Indian Culture

The Indian Bangle

The Indian Bangle

The circle shaped ornament is alluring. It teases the heart to come and take it. It is an accessory which entices us to have it. This is the Indian bangle, loved and worn by all Indians and non-Indians alike. The Bangle messages cluture, style and symbolism. From childhood to adulthood, the bangle is seen as an accessory to be had.

Culture and Beliefs

To wear bangles, was once seen as a symbol, an Indian identity and a neccesity for girls and women to adorn. To Hindus, it is cultural. It is a symbol of marriage, and married women will not leave the home without covering their arms without bangles, normally four to six on each wrist. The colours are usually red and green – colours of marriage. Other popular colours are orange and yellow.

In this picture, the bride to be has worn silver and red to match her outfit. In these  modern times, bangle colours are chosen to match one’s garment and not neccessarily to go by tradition.

In large cities, moving away from village traditions, women have exchanged “traditional” for “modern”, as we have seen in this picture.

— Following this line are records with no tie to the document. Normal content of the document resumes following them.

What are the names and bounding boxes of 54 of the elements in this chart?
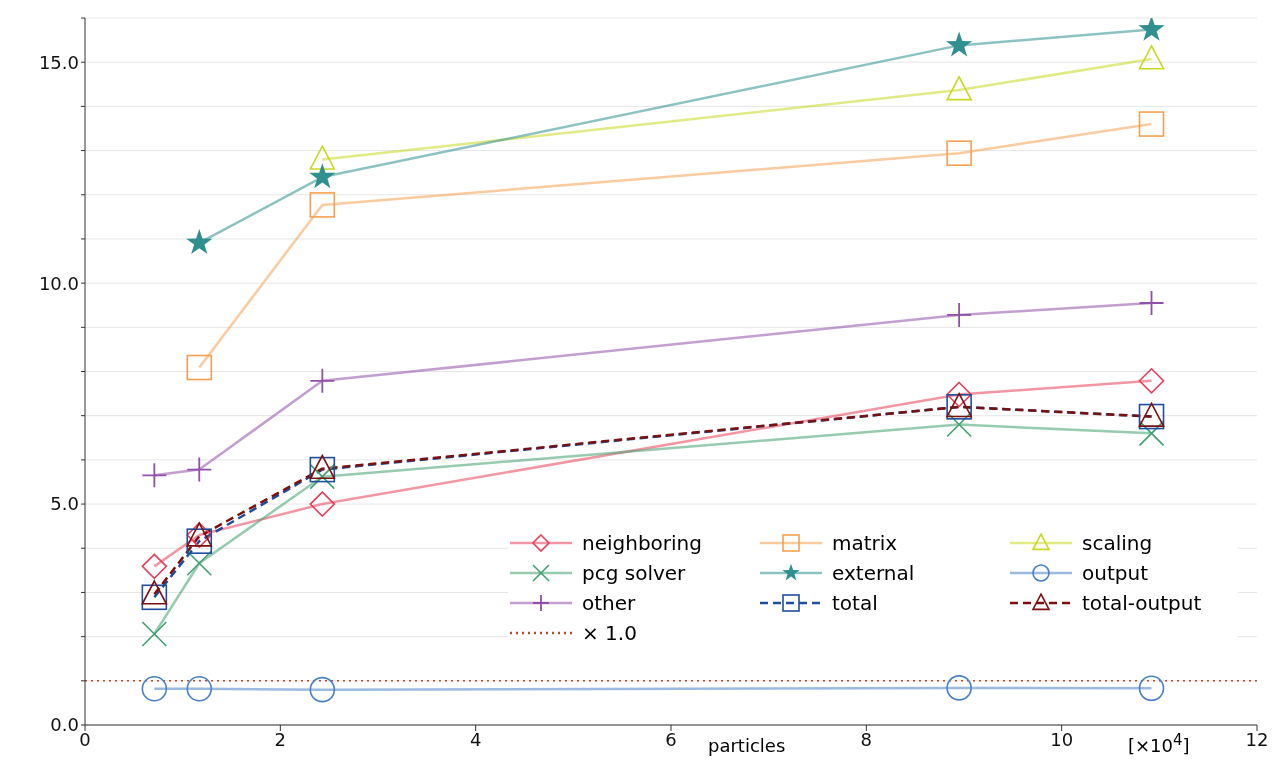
x-tick-label: 0 [79,728,91,750]
point [141,584,168,611]
point [1138,675,1165,702]
x-tick-label: 10 [1050,728,1074,750]
point [186,550,213,577]
y-tick-label: 15.0 [38,51,79,73]
point [309,163,336,189]
legend-label: pcg solver [582,561,686,585]
legend-label: × 1.0 [582,621,637,645]
point [309,491,336,517]
point [186,229,213,255]
x-tick-label: 2 [274,728,287,750]
text: [×10$^{4}$] [1128,731,1190,756]
point [309,145,336,170]
legend-label: output [1082,561,1148,585]
y-tick-label: 5.0 [50,493,79,515]
point [141,621,168,647]
x-tick-label: 6 [665,728,677,750]
legend-label: matrix [832,531,898,555]
point [141,580,168,605]
legend-label: total-output [1082,591,1202,615]
point [946,411,972,438]
y-tick-label: 0.0 [50,714,79,736]
point [142,463,167,488]
point [1138,45,1165,70]
legend-label: scaling [1082,531,1153,555]
point [309,676,336,703]
point [946,140,972,167]
point [947,302,972,327]
point [946,381,972,408]
legend-label: total [832,591,878,615]
point [1138,420,1165,447]
point [946,76,972,101]
legend-label: external [832,561,915,585]
legend-label: neighboring [582,531,702,555]
point [186,675,213,702]
point [946,675,972,701]
point [309,463,336,490]
point [1138,111,1165,137]
point [1138,367,1165,394]
point [310,368,335,393]
point [186,354,213,381]
point [309,192,336,218]
y-tick-label: 10.0 [38,272,79,294]
point [186,528,213,554]
point [141,553,168,580]
x-tick-label: 8 [860,728,873,750]
point [945,31,973,57]
legend-label: other [582,591,636,615]
x-tick-label: 12 [1245,728,1269,750]
point [141,675,168,702]
x-axis-title: particles [708,735,786,756]
point [1138,18,1165,41]
x-tick-label: 4 [469,728,482,750]
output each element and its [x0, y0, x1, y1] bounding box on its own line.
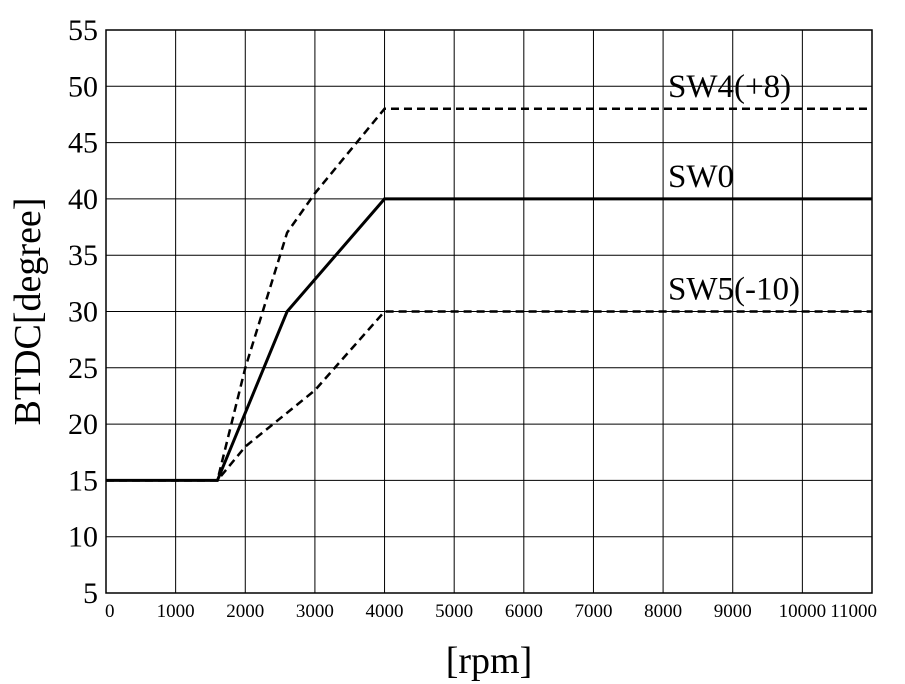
x-tick-label: 9000	[714, 601, 752, 622]
y-tick-label: 20	[68, 408, 98, 441]
x-tick-label: 1000	[157, 601, 195, 622]
series-layer	[106, 107, 872, 482]
series-label: SW4(+8)	[668, 69, 791, 105]
x-tick-label: 0	[105, 601, 115, 622]
y-tick-label: 40	[68, 183, 98, 216]
x-tick-label: 7000	[574, 601, 612, 622]
x-tick-label: 11000	[830, 601, 877, 622]
x-tick-label: 4000	[366, 601, 404, 622]
x-tick-label: 3000	[296, 601, 334, 622]
x-tick-label: 2000	[226, 601, 264, 622]
x-tick-label: 10000	[779, 601, 827, 622]
x-tick-label: 8000	[644, 601, 682, 622]
series-label: SW5(-10)	[668, 272, 800, 308]
y-tick-label: 15	[68, 464, 98, 497]
y-tick-label: 35	[68, 239, 98, 272]
series-line-sw5-10	[106, 310, 872, 482]
y-tick-label: 55	[68, 14, 98, 47]
x-axis-label: [rpm]	[446, 640, 533, 682]
x-tick-label: 6000	[505, 601, 543, 622]
y-axis-label: BTDC[degree]	[7, 198, 49, 426]
y-tick-label: 10	[68, 521, 98, 554]
y-tick-label: 5	[83, 577, 98, 610]
x-tick-label: 5000	[435, 601, 473, 622]
y-tick-label: 50	[68, 70, 98, 103]
y-tick-label: 45	[68, 127, 98, 160]
series-line-sw0	[106, 197, 872, 482]
y-tick-label: 30	[68, 296, 98, 329]
series-labels: SW4(+8) SW0 SW5(-10)	[668, 69, 800, 308]
y-tick-label: 25	[68, 352, 98, 385]
series-label: SW0	[668, 159, 734, 195]
x-tick-labels: 0 1000 2000 3000 4000 5000 6000 7000 8000 9000 100…	[105, 601, 877, 622]
y-tick-labels: 5 10 15 20 25 30 35 40 45 50 55	[68, 14, 98, 610]
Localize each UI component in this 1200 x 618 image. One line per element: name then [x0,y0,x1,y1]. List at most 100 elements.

Designs and colours from the west have influenced the east and the choice is therfore great. From my own personal experience, I find it hard to choose what kind to buy as all shops are stocked with the most beautiful bangles.

As much as the older generation hold onto their beliefs and traditions, the newer generation seem to be moving away. No longer are married women wearing bangles (traditional or otherwise) as they are no longer wearing sarees but modern, western clothing, perhaps looking at the practicality and/or suitability of what they are wearing.

Society comes in to play here, where is may not seem ‘the now’ to wear Indian bangles in everyday life, such as the elder generation village women did. Times have moved on and so have their thinking.

Indian festivals

The holy Hindu festivals are celebrated with wearing the most beautiful sarees and along with it, the bangles (the image of the Indian woman complete with the Bindi and necklace). Great care is taken when accessorising one’s self for the festival of Navratri, the nine days of dancing and worshipping the nine forms of the Goddess of power – Ma Durga. Today, it is also a social event to show off one’s exquisite sari and accessories.

Other times when Indian bangles are worn is Diwali and many  other religious events. The picture shown here are of women dancing  – called The Garba in Gujarati. They are wearing Rajasthani bangles on their upper arms and wrists whilst performing.

The attire they are wearing is called Chanya Cholis – another Gujarati garment, finishing the look with the silver hair jewellry.

These dances are performed during during the Navratri festival but also at pre-wedding functions – as you see in the opposite picture.

Types of bangles

There are different types of bangles – plastic, glass, metal, silver (called Chandni) and gold. Plastic bangles are worn in everyday life whereas the others are reserved for special occasions. Glass and metal bangles are matched and mixed with plastic ones, to give the optimum effect on one’s clothing. Gold and silver bangles are a favourite and is usually worn at weddings or other Indian functions.

Colour significance

Bangles come in all colours and shades, perfect for the many beautiful coloured sarees and Indian suits. There is a shade for every garment. In Gujarati weddings, white and red coloured bangles are part of the traditional bridal wear package and is symbolic too as they match with the white sari (given by the bride’s mother’s brother,  or Mama) and the red sari called Gharchoru, is given to the bride by the groom’s mother in acceptance of her entering her new family.

The white bangles are usually made of ivory and the red bangles, either glass or lac.


Designs vary from simple smooth to intricate. Smooth ones are blended with the intricate ones to give a fabulous effect (see the picture on the right), creating a fine pattern which is admired by all women.

Gold bangles are favoured during important family functions such as ofcourse, weddings and one’s own baby shower and such. Chandni or silver bangles are worn a lot during Navrati. Both are cut and designed intricately.

Bangles are universal and is loved by everyone. Married women and unmarried alike wear it – some for traditional purposes and some because they like it: The Indian Bangle.